The recently released quarterly housing finance review by the central bank reveals that housing finance portfolio during the quarter ended March 2015 saw meager growth Rs0.8 billion, taking the total size of outstanding loans to Rs54.5 billion, from Rs53.7 billion in December 2014. Clearly, in the face of falling interest rates that’s a sorry state of affairs.
Both the government and housing experts are well aware of the urgent need to focus on Pakistan’s housing problem. One of the fundamental constraints to own a housing unit is the lack of necessary funds, which could be generated by borrowings from the banks. However, banks have been reluctant to lend mortgages in Pakistan.
The latest housing finance review shows that both private and public banks saw a decrease of 8 percent and 3 percent respectively in their gross outstanding loans in the year-on-year analysis. However, Islamic banks and HBFCL’s gross outstanding went up by 33 percent and 6.5 percent respectively. In other words, Islamic banks led the growth in housing finance during the period; that of all other declined.
The central bank report shows that the gross outstanding of housing finance of Islamic banking industry (5 Islamic banks and 14 Islamic banking divisions of conventional banks) stood at Rs19.40 billion as on March 2015 compared to Rs 18.41 billion in December 2014. Islamic banks now make up over 30 percent of total gross outstanding as of March 2015, from 24 percent in March 2014, and 18 percent January 2013.
HBFCL, which is the largest player in housing mortgage along with Islamic banking, remained major contributors in gross outstanding of housing finance during the year. Islamic banks showed an increase and reached to Rs16.3 billion by the end of March 2015. HBFCL showed an increase of 3.15 percent over the previous quarter.

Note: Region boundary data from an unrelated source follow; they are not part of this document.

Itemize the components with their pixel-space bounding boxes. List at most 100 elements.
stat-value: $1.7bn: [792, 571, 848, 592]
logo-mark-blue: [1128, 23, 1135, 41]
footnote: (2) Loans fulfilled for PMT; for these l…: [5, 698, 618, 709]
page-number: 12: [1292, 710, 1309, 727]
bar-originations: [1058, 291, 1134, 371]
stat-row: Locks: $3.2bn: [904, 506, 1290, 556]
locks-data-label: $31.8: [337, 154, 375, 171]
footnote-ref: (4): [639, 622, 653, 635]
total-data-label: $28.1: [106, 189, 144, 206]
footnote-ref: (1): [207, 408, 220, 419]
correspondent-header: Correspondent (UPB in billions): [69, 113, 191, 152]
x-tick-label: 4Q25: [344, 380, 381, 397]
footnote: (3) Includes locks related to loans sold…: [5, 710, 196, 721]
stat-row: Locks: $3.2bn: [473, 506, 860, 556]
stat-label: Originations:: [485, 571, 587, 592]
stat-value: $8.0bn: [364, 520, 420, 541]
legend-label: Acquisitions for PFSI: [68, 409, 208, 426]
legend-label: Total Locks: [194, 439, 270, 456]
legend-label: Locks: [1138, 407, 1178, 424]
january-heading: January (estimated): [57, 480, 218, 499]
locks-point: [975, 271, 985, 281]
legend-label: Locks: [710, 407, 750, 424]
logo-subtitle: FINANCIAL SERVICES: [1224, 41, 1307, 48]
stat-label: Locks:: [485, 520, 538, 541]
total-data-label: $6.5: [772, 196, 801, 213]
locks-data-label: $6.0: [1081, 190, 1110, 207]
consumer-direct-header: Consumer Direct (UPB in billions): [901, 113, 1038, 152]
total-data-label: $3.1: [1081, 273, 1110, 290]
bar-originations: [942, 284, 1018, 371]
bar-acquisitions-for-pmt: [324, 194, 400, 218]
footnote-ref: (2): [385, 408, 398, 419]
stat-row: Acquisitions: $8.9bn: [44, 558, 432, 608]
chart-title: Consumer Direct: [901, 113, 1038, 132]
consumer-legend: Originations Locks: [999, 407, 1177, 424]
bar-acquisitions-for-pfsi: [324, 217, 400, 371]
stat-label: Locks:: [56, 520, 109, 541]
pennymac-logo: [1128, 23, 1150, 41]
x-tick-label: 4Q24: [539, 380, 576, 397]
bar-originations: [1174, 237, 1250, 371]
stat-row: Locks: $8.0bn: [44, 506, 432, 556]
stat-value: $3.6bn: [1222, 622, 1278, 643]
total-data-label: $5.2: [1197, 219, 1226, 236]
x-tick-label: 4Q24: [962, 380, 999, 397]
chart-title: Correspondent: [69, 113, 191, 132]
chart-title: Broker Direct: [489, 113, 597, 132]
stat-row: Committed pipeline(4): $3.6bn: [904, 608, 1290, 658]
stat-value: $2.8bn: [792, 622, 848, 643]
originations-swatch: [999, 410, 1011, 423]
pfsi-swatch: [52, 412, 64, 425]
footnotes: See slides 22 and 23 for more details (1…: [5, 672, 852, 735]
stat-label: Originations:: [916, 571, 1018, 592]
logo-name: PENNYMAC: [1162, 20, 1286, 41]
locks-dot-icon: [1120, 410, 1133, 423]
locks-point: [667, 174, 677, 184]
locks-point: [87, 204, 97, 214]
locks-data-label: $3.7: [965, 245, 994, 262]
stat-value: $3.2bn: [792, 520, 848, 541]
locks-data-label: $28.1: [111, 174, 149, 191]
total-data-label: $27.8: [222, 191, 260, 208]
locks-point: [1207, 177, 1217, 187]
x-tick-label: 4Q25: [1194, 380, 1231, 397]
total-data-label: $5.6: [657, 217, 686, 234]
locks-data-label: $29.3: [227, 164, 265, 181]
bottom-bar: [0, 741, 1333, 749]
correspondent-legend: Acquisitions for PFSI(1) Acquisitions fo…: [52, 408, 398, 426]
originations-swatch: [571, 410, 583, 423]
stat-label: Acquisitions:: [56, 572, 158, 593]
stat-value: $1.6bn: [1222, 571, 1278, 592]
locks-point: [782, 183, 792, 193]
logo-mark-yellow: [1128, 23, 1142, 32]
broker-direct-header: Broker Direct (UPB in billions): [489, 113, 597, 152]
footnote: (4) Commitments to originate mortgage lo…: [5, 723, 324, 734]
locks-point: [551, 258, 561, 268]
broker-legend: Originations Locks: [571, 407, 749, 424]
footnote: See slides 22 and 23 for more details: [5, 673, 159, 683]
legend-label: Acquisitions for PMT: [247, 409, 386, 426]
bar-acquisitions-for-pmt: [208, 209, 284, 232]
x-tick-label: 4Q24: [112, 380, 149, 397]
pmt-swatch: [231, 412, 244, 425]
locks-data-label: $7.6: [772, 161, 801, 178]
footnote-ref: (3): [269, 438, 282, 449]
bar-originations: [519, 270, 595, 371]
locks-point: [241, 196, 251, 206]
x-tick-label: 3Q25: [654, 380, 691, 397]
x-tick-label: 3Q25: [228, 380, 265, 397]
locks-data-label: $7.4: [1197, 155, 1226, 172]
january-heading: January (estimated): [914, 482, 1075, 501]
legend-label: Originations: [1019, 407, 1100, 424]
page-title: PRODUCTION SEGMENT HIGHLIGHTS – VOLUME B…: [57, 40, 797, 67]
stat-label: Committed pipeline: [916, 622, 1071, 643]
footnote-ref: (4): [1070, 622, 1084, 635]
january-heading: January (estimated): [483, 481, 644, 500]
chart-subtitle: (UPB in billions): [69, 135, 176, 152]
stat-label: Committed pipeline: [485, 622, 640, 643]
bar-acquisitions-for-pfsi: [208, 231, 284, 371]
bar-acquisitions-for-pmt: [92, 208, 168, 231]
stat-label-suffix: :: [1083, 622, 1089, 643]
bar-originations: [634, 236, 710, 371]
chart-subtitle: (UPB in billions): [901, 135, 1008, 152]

The nonperforming loans of the housing sector as a percentage of total outstanding loans of HBFCL has decreased to 38 percent in year-on-year compression, but it is still on a higher side. The public banks, the DFIs and the foreign banks saw their NPLs rise up during year-to-year comparison. However, the NPLs of Islamic banks fell from 12 percent of total outstanding as on March 31, 2014 to 9 percent in March 2015. Ergo, Islamic banks also emerge as a winner on that account.